By Kevin Bogardus - 09/03/12 06:10 PM EDT
Lobbyists aren’t staying away from the Democratic National Convention this week despite President Obama’s harsh rhetoric against K Street.
Tony and Heather Podesta caused a stir at the 2008 convention in Denver by handing out scarlet-colored L’s for lobbyists to wear in protest of then-Illinois Sen. Barack ObamaBarack ObamaRepublican senator expects Trump will 'embrace' GOP platform Frustration with White House builds in Hispanic caucus Giuliani touts Trump as true candidate of 'hope' MORE’s (D) hard line against their industry.
But the K Street power couple said they’ll be in Charlotte, N.C., this year, and won’t be bringing out any badges.
Obama has continued his talk tough against K Street in the White House and has barred his reelection campaign and the convention from accepting lobbyist cash. Democratic lobbyists say they’ve learned to live with the chiding that they take from the president.
“It was a form of civil disobedience last time around,” Heather Podesta said of the scarlet L’s. “It’s the rules of the road, and being the pacifists that we are, we have been beaten down to the point of submission.”
Heather Podesta from Heather Podesta + Partners, along with her husband, Tony Podesta of the Podesta Group, are hosting several events in Charlotte throughout the week, including a brunch on Monday and Tuesday. The couple is also co-hosting a reception on Wednesday honoring Tony’s brother, John Podesta, and Neera Tanden of the Center for American Progress.
Other lobbyists told The Hill they weren’t discouraged from coming to Charlotte by Obama’s tough talk, but that doesn’t mean the convention will be teeming with K Streeters.
Tony Podesta, the Podesta Group’s chairman, said the convention is no longer required attendance for Democrats.
“The temptation for lobbyists to sail against the wind is diminished. When you see senators not come at all, House members not come at all, it’s after Labor Day — there’s a whole host of things that have conspired to reduce attendance,” he said.
Lobbyist attendance in 2008 was boosted by the excitement over Obama’s candidacy. Now that he’s the incumbent instead of a fresh-faced challenger, the Charlotte convention isn’t seen as a “must-attend” event for lobbyists who work with the administration.
“Will excitement be tamped down compared to four years ago? Sure. But that was the case of ’96 from ’92,” said Rich Gold, head of public policy and regulation practice at Holland & Knight.
Gold’s firm hosted events at the Republican convention but has nothing planned for the Democratic gathering. Holland & Knight represents both the cities of Tampa and Charlotte, and lobbied for security funding for the convention cities.
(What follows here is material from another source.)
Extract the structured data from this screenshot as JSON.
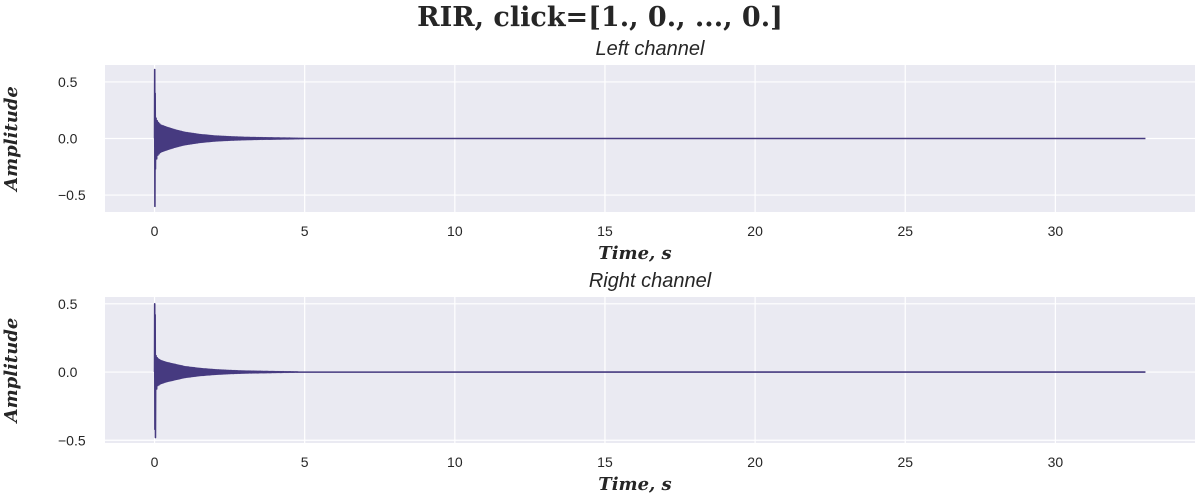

“We are deploying more people to the Democratic convention because we have so many clients going. Trying to host an event or a party with a dozen different mayors running around wouldn’t be feasible,” said Gold, who’s going to both conventions. “If we didn’t have an office in Tampa, I’m not sure we would be co-sponsoring anything there.”
Prominent Democratic lobbyist Steve Elmendorf, president of Elmendorf | Ryan, said he’ll be at the convention, but for only two days.
“The reason for people I do business with to go is that there are elected officials at the conventions and other people to do business with. If elected officials and potential clients aren’t going, what’s the point?” Elmendorf said.
The conventions have also faced new competition for the money that trade groups and companies typically dole out in election years. Gold said the Supreme Court’s Citizens United decision, which allows corporations and unions to spend unlimited funds on electioneering, has given groups an appealing alternative.
“People who would be normally investing in the conventions now have this other outlet because of the Supreme Court decision and they can directly invest in the race,” Gold said. “The three-day, four-day party is much less relevant than the outside money.”
One group that will not be active in Charlotte is the team of lobbyists that handled key convention jobs in the past. Those lobbyists were replaced in 2008, and many of them aren’t bothering to make the trip this year.
Mike Berman, president of the Duberstein Group, traditionally helped organize the schedule of convention speakers. But this year, as in 2008, he plans to watch the convention from afar on television.
Bob Healy, senior vice president at Wexler & Walker Public Policy Associates, has helped run the convention podium since 1980. But he and his team, which includes some lobbyists, weren’t asked to volunteer in Denver and won’t be in Charlotte.
“In 2008 ... I’m not sure if our old team could have done a better job,” Healy said of the replacements. “And I’m sure they will do a pretty good job this year. There is a pattern here. It’s not like you are writing a new novel.”